The Paper Plane was invented by a bartender named Sam Ross during the latter years of the previous decade. Ross was one of the founders of Milk & Honey, a speakeasy-style bar that helped launch the new cocktail culture. He was listening to the 2008 M.I.A. hit "Paper Planes" when he was working on the recipe.
If you know the song (“bang, bang, bang, bang”) then you’re thinking that you once loved it, then couldn’t get it out of your head, then heard it in an elevator, and then it was over.
Is that what the Paper Plane drink is? The played-out Top 40’s hit of craft cocktails? Maybe. If you Google the drink, you’ll see that everyone has already written about it. So why now?
Maybe because a bartender thinks of it, and a man delights to it, and it proves itself a new classic. The only drink for a certain mood.
The recipe has the canny simplicity of a great math theorem. For one cocktail you blend equal 3/4-ounce measures of these four ingredients: 1) Fresh lemon juice. 2) Bourbon. 3) Aperol, an orange-flavored Italian aperitivo that has the exact color of an Orange Red Crayola. 4) Nonino Quintessentia amaro, an Italian potable bitters that is based on grape brandy and oak aged with dozens of ingredients, including licorice root, saffron and tamarind.

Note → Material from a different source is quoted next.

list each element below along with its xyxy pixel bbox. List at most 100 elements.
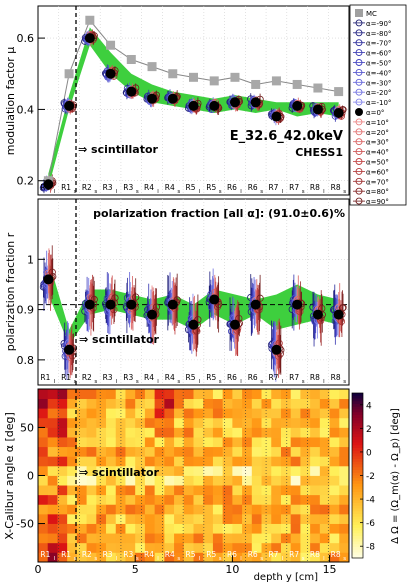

A casual poll of four Atlanta bartenders revealed that two didn't know the recipe (but were quick studies) and two did. As you might expect, Paul Calvert at Paper Plane in Decatur knew it well.
In fact, it was a variation on the drink that Calvert used to make that gave his bar its name. He and his partners were drinking these cocktails when they were casting about for inspiration.
That’s how the story ends. The man in the bar always finds what he’s looking for in the bottom of a glass.